Sunday, November 13, 2016
White Bean Chicken Chili Recipe
I found this recipe on Pinterest and eventually on this blog. Yes, my picture is even similar. Like I've said before, you eat with your eyes first and when I was searching for a recipe, the one with the prettiest pictures won. I obviously took my own picture but you get the point. I changed just a few tiny things about it but you can do that with soups/stews/chilis and they will almost always turn out. I added more spice than the original recipe called for but you can easily adjust that.
White Bean Chicken Chili
7 slices chopped bacon
1 large onion, diced
3 teaspoons minced garlic
1 whole rotisserie chicken, shredded
2 teaspoon smoked paprika (found in the ethic food spices)
2 teaspoon ground cumin
2 teaspoon onion powder
1 teaspoons garlic powder
1 teaspoons chile powder
6 cups chicken stock
1 can (28-ounce Size) roasted, diced tomatoes
4 cans (14.5 Ounce Size) White Beans, Cannelini Or Great Northern
2 cans (4 Ounce Size) Diced Green Chiles
Salt And Pepper, to taste
***I also threw in 1/2 package of taco seasoning and 1/4 package of dry ranch mix that I had left over from making taco soup***
grated Monterey jack and cilantro for topping
In a large pot, cook chopped bacon over medium until it's crisp. Add chopped onion to pot and saute over medium low until onions are transparent. Add shredded chicken and spices, chicken stock, cans of beans (undrained), cans of tomatoes (undrainted), and cans of chiles (undrained). Let this cook down for about 45 minutes to one hour. If looks a little thin to you (and mine did) extract some of the broth from the soup into a small bowl and add a few tablespoons of corn starch to the broth.

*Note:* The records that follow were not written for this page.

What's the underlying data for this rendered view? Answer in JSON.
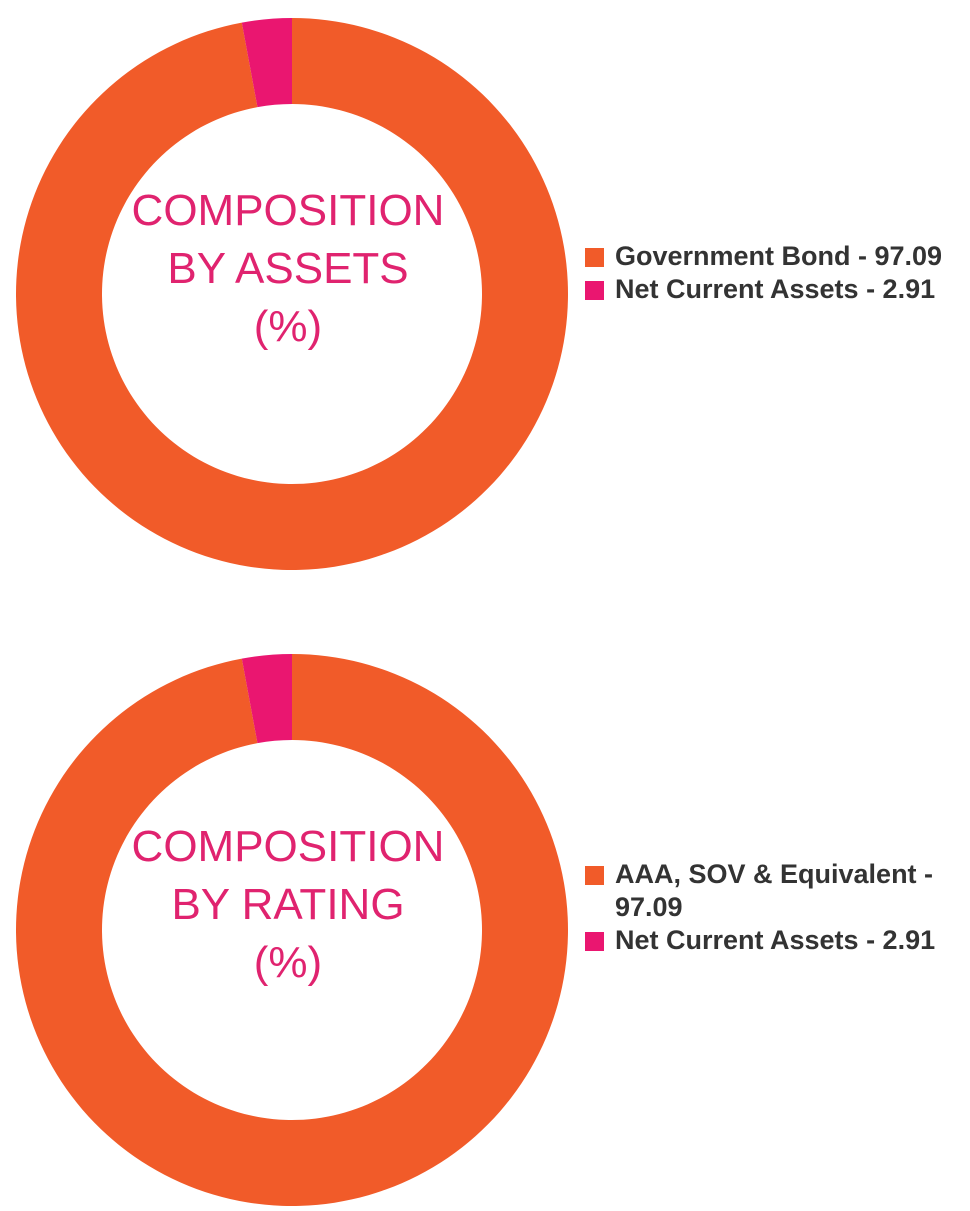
{
  "colors": {
    "orange": "#f15b29",
    "pink": "#ea1670",
    "text": "#333333",
    "title": "#e0236f"
  },
  "chart_data": [
    {
      "type": "pie",
      "title_lines": [
        "COMPOSITION",
        "BY ASSETS",
        "(%)"
      ],
      "slices": [
        {
          "label": "Government Bond - 97.09",
          "value": 97.09,
          "color": "#f15b29"
        },
        {
          "label": "Net Current Assets - 2.91",
          "value": 2.91,
          "color": "#ea1670"
        }
      ],
      "legend_position": "right"
    },
    {
      "type": "pie",
      "title_lines": [
        "COMPOSITION",
        "BY RATING",
        "(%)"
      ],
      "slices": [
        {
          "label": "AAA, SOV & Equivalent - 97.09",
          "value": 97.09,
          "color": "#f15b29"
        },
        {
          "label": "Net Current Assets - 2.91",
          "value": 2.91,
          "color": "#ea1670"
        }
      ],
      "legend_position": "right"
    }
  ]
}
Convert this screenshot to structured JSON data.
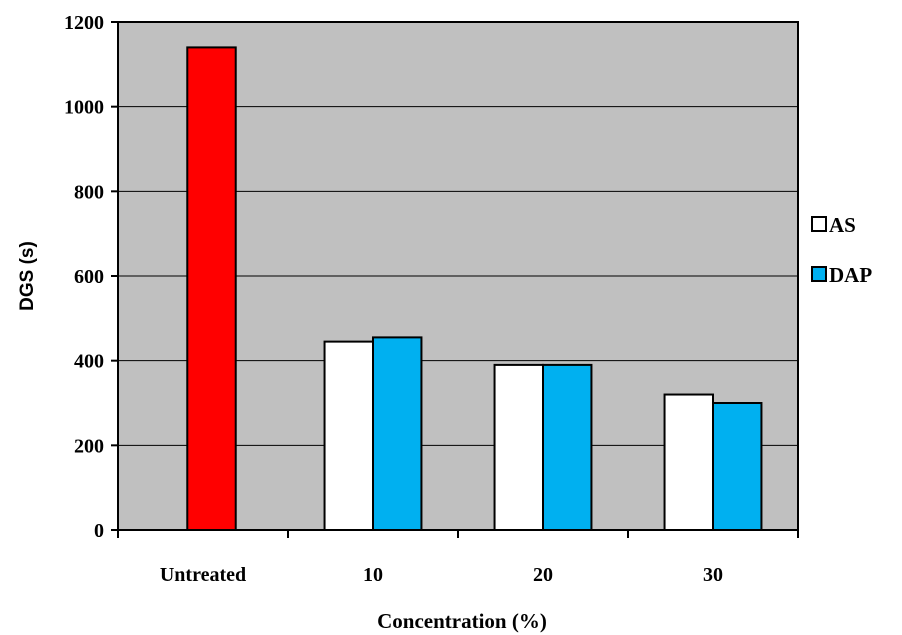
{
  "chart_data": {
    "type": "bar",
    "title": "",
    "xlabel": "Concentration (%)",
    "ylabel": "DGS (s)",
    "ylim": [
      0,
      1200
    ],
    "yticks": [
      "0",
      "200",
      "400",
      "600",
      "800",
      "1000",
      "1200"
    ],
    "grid": true,
    "legend_position": "right",
    "categories": [
      "Untreated",
      "10",
      "20",
      "30"
    ],
    "untreated": {
      "value": 1140,
      "color": "#ff0000"
    },
    "series": [
      {
        "name": "AS",
        "color": "#ffffff",
        "values": [
          null,
          445,
          390,
          320
        ]
      },
      {
        "name": "DAP",
        "color": "#00b0f0",
        "values": [
          null,
          455,
          390,
          300
        ]
      }
    ],
    "plot_background": "#c0c0c0"
  }
}
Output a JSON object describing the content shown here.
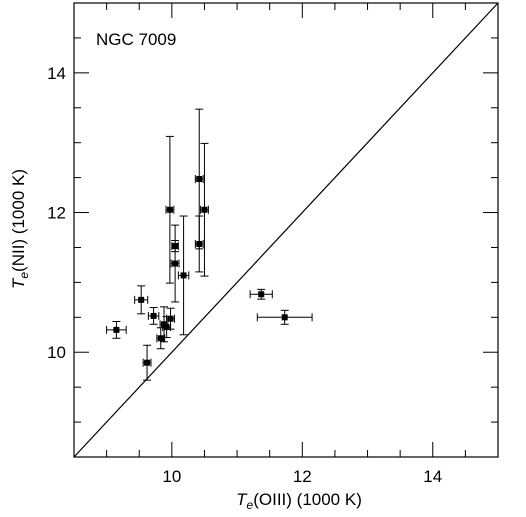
{
  "chart_data": {
    "type": "scatter",
    "annotation": "NGC 7009",
    "xlabel": {
      "symbol": "T",
      "subscript": "e",
      "rest": "(OIII) (1000 K)"
    },
    "ylabel": {
      "symbol": "T",
      "subscript": "e",
      "rest": "(NII) (1000 K)"
    },
    "xlim": [
      8.5,
      15.0
    ],
    "ylim": [
      8.5,
      15.0
    ],
    "x_major_ticks": [
      10,
      12,
      14
    ],
    "y_major_ticks": [
      10,
      12,
      14
    ],
    "x_minor_step": 0.5,
    "y_minor_step": 0.5,
    "x_tick_labels": [
      "10",
      "12",
      "14"
    ],
    "y_tick_labels": [
      "10",
      "12",
      "14"
    ],
    "reference_line": {
      "description": "equality",
      "from": [
        8.5,
        8.5
      ],
      "to": [
        15.0,
        15.0
      ]
    },
    "grid": false,
    "legend": "none",
    "points": [
      {
        "x": 9.15,
        "y": 10.32,
        "xerr": 0.15,
        "yerr": 0.12
      },
      {
        "x": 9.53,
        "y": 10.75,
        "xerr": 0.1,
        "yerr": 0.2
      },
      {
        "x": 9.62,
        "y": 9.85,
        "xerr": 0.06,
        "yerr": 0.25
      },
      {
        "x": 9.72,
        "y": 10.52,
        "xerr": 0.08,
        "yerr": 0.12
      },
      {
        "x": 9.83,
        "y": 10.2,
        "xerr": 0.06,
        "yerr": 0.15
      },
      {
        "x": 9.88,
        "y": 10.4,
        "xerr": 0.06,
        "yerr": 0.25
      },
      {
        "x": 9.92,
        "y": 10.36,
        "xerr": 0.06,
        "yerr": 0.15
      },
      {
        "x": 9.98,
        "y": 10.48,
        "xerr": 0.06,
        "yerr": 0.15
      },
      {
        "x": 9.97,
        "y": 12.04,
        "xerr": 0.06,
        "yerr": 1.05
      },
      {
        "x": 10.05,
        "y": 11.52,
        "xerr": 0.05,
        "yerr": 0.08
      },
      {
        "x": 10.05,
        "y": 11.27,
        "xerr": 0.06,
        "yerr": 0.55
      },
      {
        "x": 10.18,
        "y": 11.1,
        "xerr": 0.08,
        "yerr": 0.85
      },
      {
        "x": 10.42,
        "y": 12.48,
        "xerr": 0.06,
        "yerr": 1.0
      },
      {
        "x": 10.42,
        "y": 11.55,
        "xerr": 0.06,
        "yerr": 0.4
      },
      {
        "x": 10.5,
        "y": 12.04,
        "xerr": 0.06,
        "yerr": 0.95
      },
      {
        "x": 11.37,
        "y": 10.83,
        "xerr": 0.17,
        "yerr": 0.07
      },
      {
        "x": 11.73,
        "y": 10.5,
        "xerr": 0.42,
        "yerr": 0.1
      }
    ]
  }
}
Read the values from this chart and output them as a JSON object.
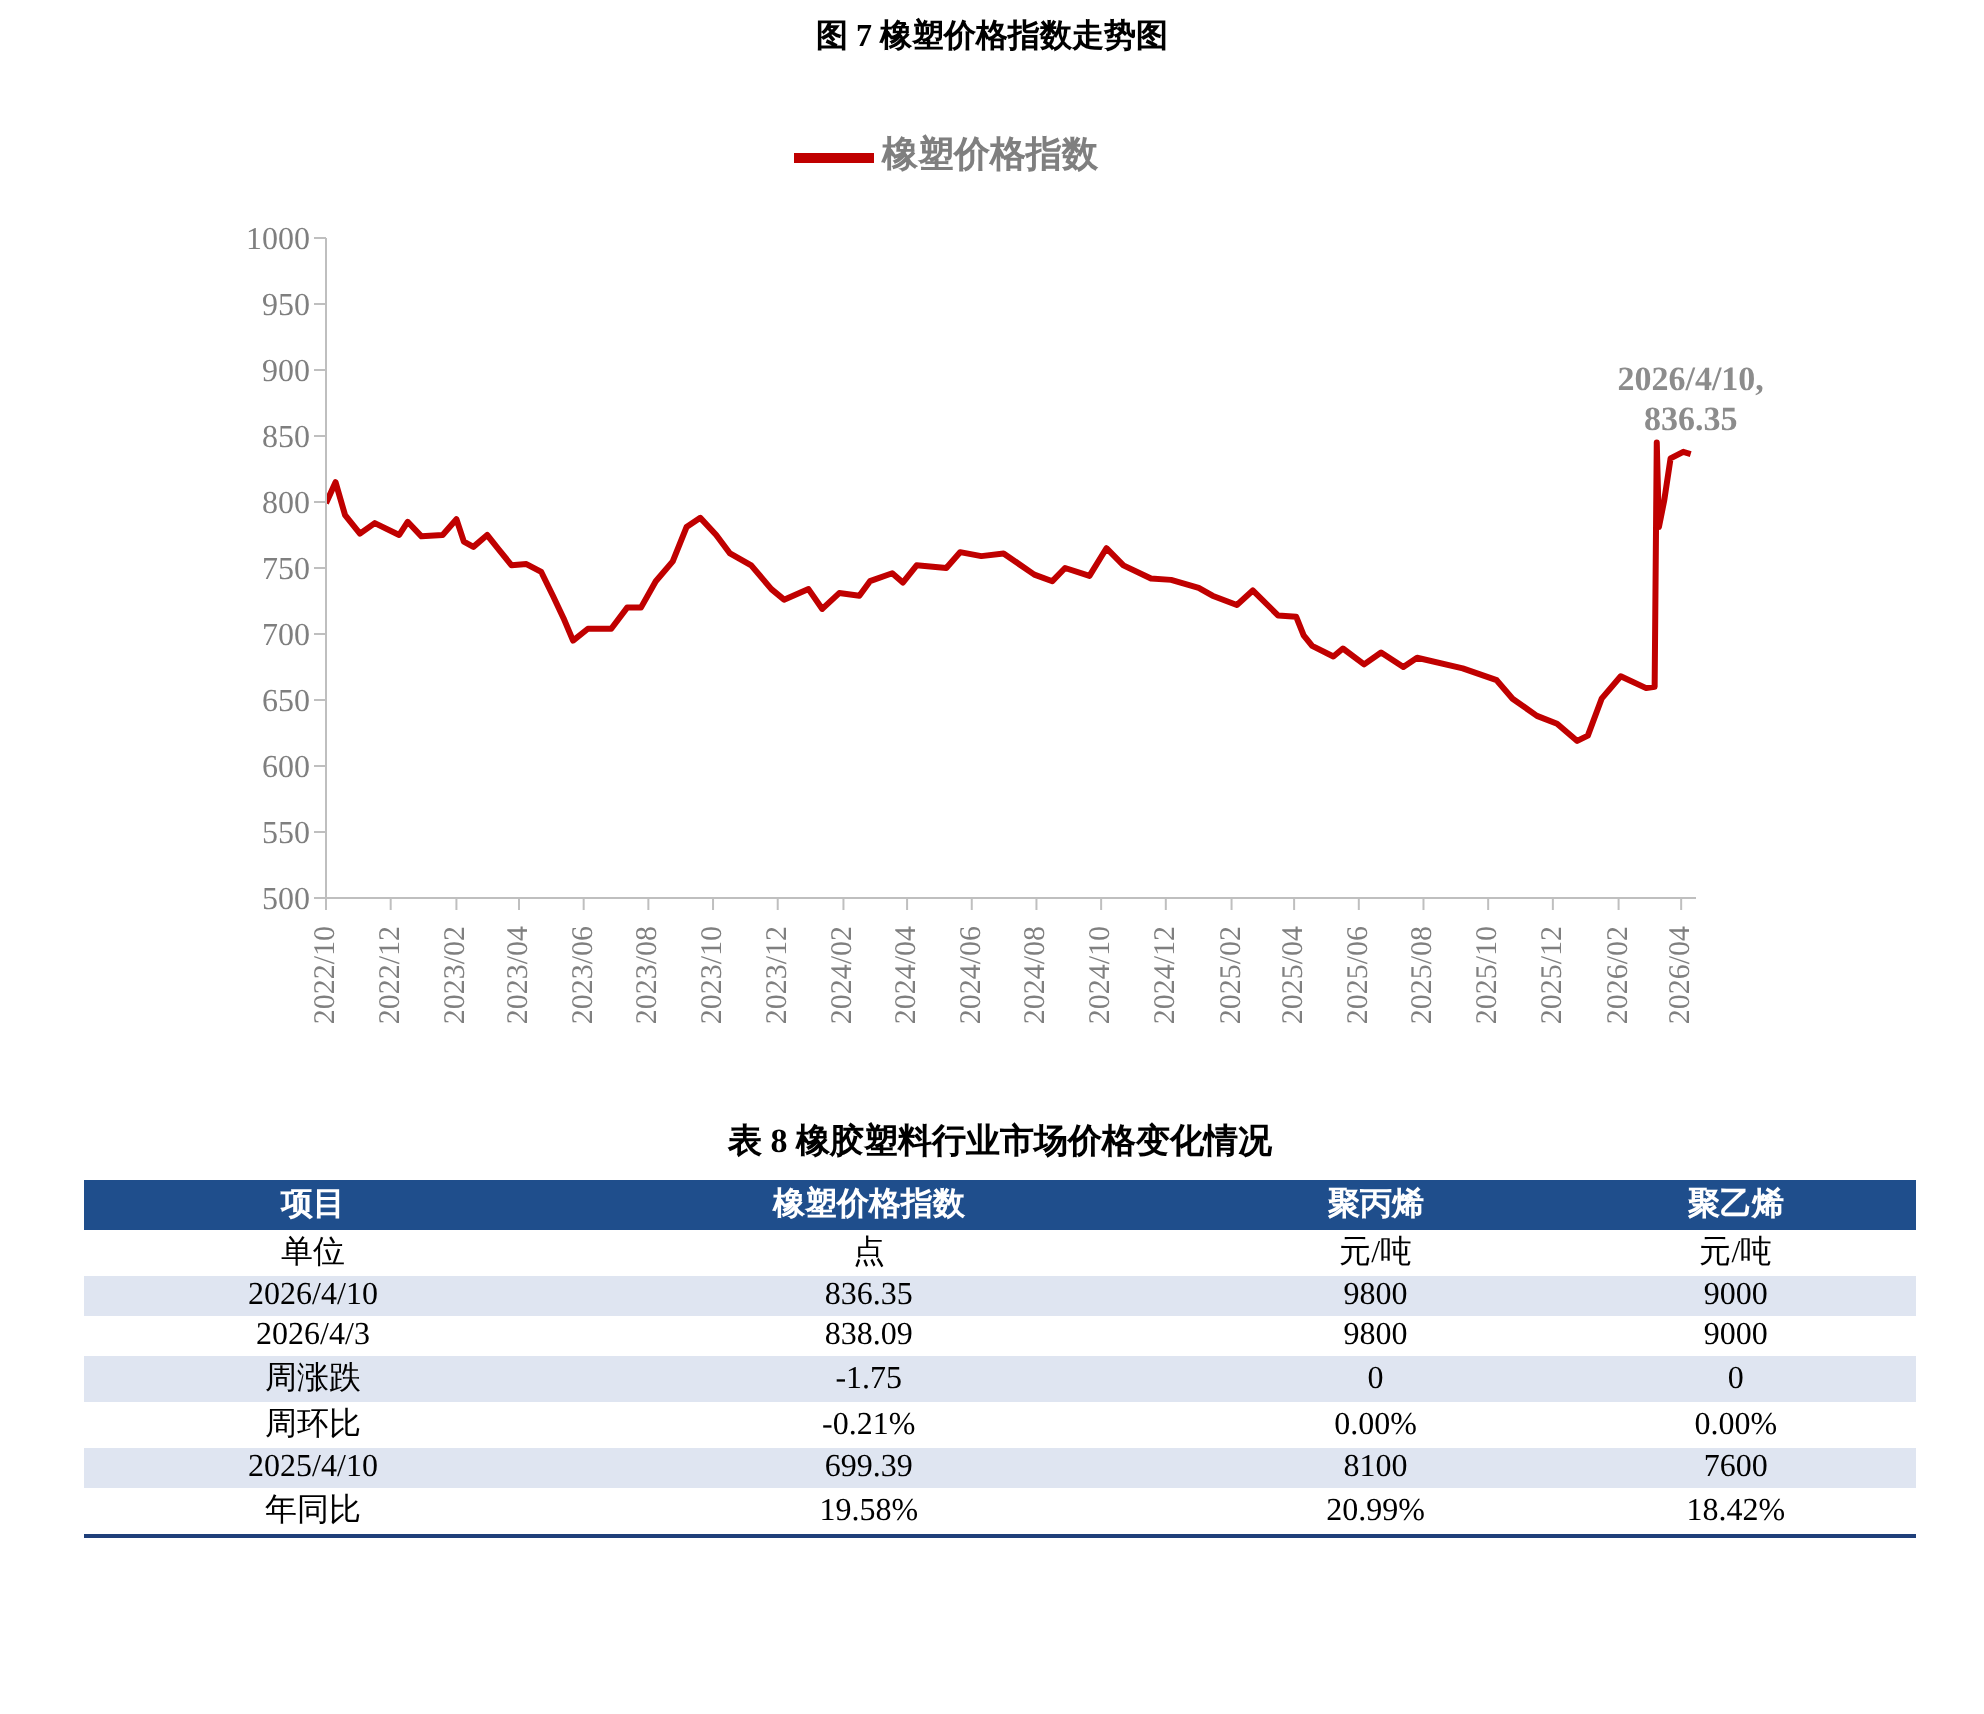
{
  "chart_data": [
    {
      "type": "line",
      "title": "图 7   橡塑价格指数走势图",
      "legend": "top",
      "line_style": "solid",
      "marker": "none",
      "grid": false,
      "x": [
        "2022-10-01",
        "2022-10-10",
        "2022-10-19",
        "2022-11-02",
        "2022-11-16",
        "2022-12-09",
        "2022-12-17",
        "2022-12-30",
        "2023-01-19",
        "2023-02-01",
        "2023-02-08",
        "2023-02-17",
        "2023-03-02",
        "2023-03-13",
        "2023-03-25",
        "2023-04-08",
        "2023-04-22",
        "2023-05-03",
        "2023-05-13",
        "2023-05-22",
        "2023-06-05",
        "2023-06-27",
        "2023-07-12",
        "2023-07-25",
        "2023-08-08",
        "2023-08-24",
        "2023-09-06",
        "2023-09-19",
        "2023-10-04",
        "2023-10-17",
        "2023-11-06",
        "2023-11-25",
        "2023-12-07",
        "2023-12-30",
        "2024-01-12",
        "2024-01-28",
        "2024-02-16",
        "2024-02-26",
        "2024-03-18",
        "2024-03-28",
        "2024-04-10",
        "2024-05-08",
        "2024-05-21",
        "2024-06-10",
        "2024-07-01",
        "2024-07-30",
        "2024-08-16",
        "2024-08-28",
        "2024-09-20",
        "2024-10-06",
        "2024-10-22",
        "2024-11-17",
        "2024-12-06",
        "2025-01-01",
        "2025-01-14",
        "2025-02-06",
        "2025-02-21",
        "2025-03-17",
        "2025-04-03",
        "2025-04-10",
        "2025-04-18",
        "2025-05-08",
        "2025-05-17",
        "2025-06-06",
        "2025-06-22",
        "2025-07-13",
        "2025-07-26",
        "2025-09-07",
        "2025-10-09",
        "2025-10-24",
        "2025-11-16",
        "2025-12-05",
        "2025-12-24",
        "2026-01-03",
        "2026-01-16",
        "2026-02-03",
        "2026-02-27",
        "2026-03-07",
        "2026-03-09",
        "2026-03-11",
        "2026-03-16",
        "2026-03-22",
        "2026-04-03",
        "2026-04-10"
      ],
      "series": [
        {
          "name": "橡塑价格指数",
          "color": "#c00000",
          "values": [
            799,
            815,
            790,
            776,
            784,
            775,
            785,
            774,
            775,
            787,
            770,
            766,
            775,
            764,
            752,
            753,
            747,
            729,
            712,
            695,
            704,
            704,
            720,
            720,
            740,
            755,
            781,
            788,
            775,
            761,
            752,
            734,
            726,
            734,
            719,
            731,
            729,
            740,
            746,
            739,
            752,
            750,
            762,
            759,
            761,
            745,
            740,
            750,
            744,
            765,
            752,
            742,
            741,
            735,
            729,
            722,
            733,
            714,
            713,
            699,
            691,
            683,
            689,
            677,
            686,
            675,
            682,
            674,
            665,
            651,
            638,
            632,
            619,
            623,
            651,
            668,
            659,
            660,
            845,
            781,
            801,
            833,
            838,
            836.35
          ]
        }
      ],
      "xlim": [
        "2022-10-01",
        "2026-04-15"
      ],
      "xticks": [
        {
          "value": "2022-10",
          "label": "2022/10"
        },
        {
          "value": "2022-12",
          "label": "2022/12"
        },
        {
          "value": "2023-02",
          "label": "2023/02"
        },
        {
          "value": "2023-04",
          "label": "2023/04"
        },
        {
          "value": "2023-06",
          "label": "2023/06"
        },
        {
          "value": "2023-08",
          "label": "2023/08"
        },
        {
          "value": "2023-10",
          "label": "2023/10"
        },
        {
          "value": "2023-12",
          "label": "2023/12"
        },
        {
          "value": "2024-02",
          "label": "2024/02"
        },
        {
          "value": "2024-04",
          "label": "2024/04"
        },
        {
          "value": "2024-06",
          "label": "2024/06"
        },
        {
          "value": "2024-08",
          "label": "2024/08"
        },
        {
          "value": "2024-10",
          "label": "2024/10"
        },
        {
          "value": "2024-12",
          "label": "2024/12"
        },
        {
          "value": "2025-02",
          "label": "2025/02"
        },
        {
          "value": "2025-04",
          "label": "2025/04"
        },
        {
          "value": "2025-06",
          "label": "2025/06"
        },
        {
          "value": "2025-08",
          "label": "2025/08"
        },
        {
          "value": "2025-10",
          "label": "2025/10"
        },
        {
          "value": "2025-12",
          "label": "2025/12"
        },
        {
          "value": "2026-02",
          "label": "2026/02"
        },
        {
          "value": "2026-04",
          "label": "2026/04"
        }
      ],
      "ylim": [
        500,
        1000
      ],
      "yticks": [
        500,
        550,
        600,
        650,
        700,
        750,
        800,
        850,
        900,
        950,
        1000
      ],
      "annotations": [
        {
          "text": "2026/4/10,\n836.35",
          "x": "2026-04-10",
          "y": 836.35
        }
      ]
    },
    {
      "type": "other",
      "title": "表 8 橡胶塑料行业市场价格变化情况",
      "categories": [
        "项目",
        "橡塑价格指数",
        "聚丙烯",
        "聚乙烯"
      ],
      "y_categories": [
        "单位",
        "2026/4/10",
        "2026/4/3",
        "周涨跌",
        "周环比",
        "2025/4/10",
        "年同比"
      ],
      "cell_labels": [
        [
          "点",
          "元/吨",
          "元/吨"
        ],
        [
          "836.35",
          "9800",
          "9000"
        ],
        [
          "838.09",
          "9800",
          "9000"
        ],
        [
          "-1.75",
          "0",
          "0"
        ],
        [
          "-0.21%",
          "0.00%",
          "0.00%"
        ],
        [
          "699.39",
          "8100",
          "7600"
        ],
        [
          "19.58%",
          "20.99%",
          "18.42%"
        ]
      ]
    }
  ]
}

Stir it until all of the clumps are gone and then add it back to your chili. Repeat after a few minutes if it's still not thick enough. Keep in mind that it will thicken as it cools so you don't want to make it too thick while it's still hot or it'll be a thick mess once it's cool. Top with fresh grated cheese and cilantro.
I also added avocado to mine which just seemed normal as I add avocado to anything I can! And tortilla chips!
This makes a HUGE pot of chili. I ended up putting the majority of it in the freezer. We really liked this recipe and it will definitely go into our fall/winter dinner rotation.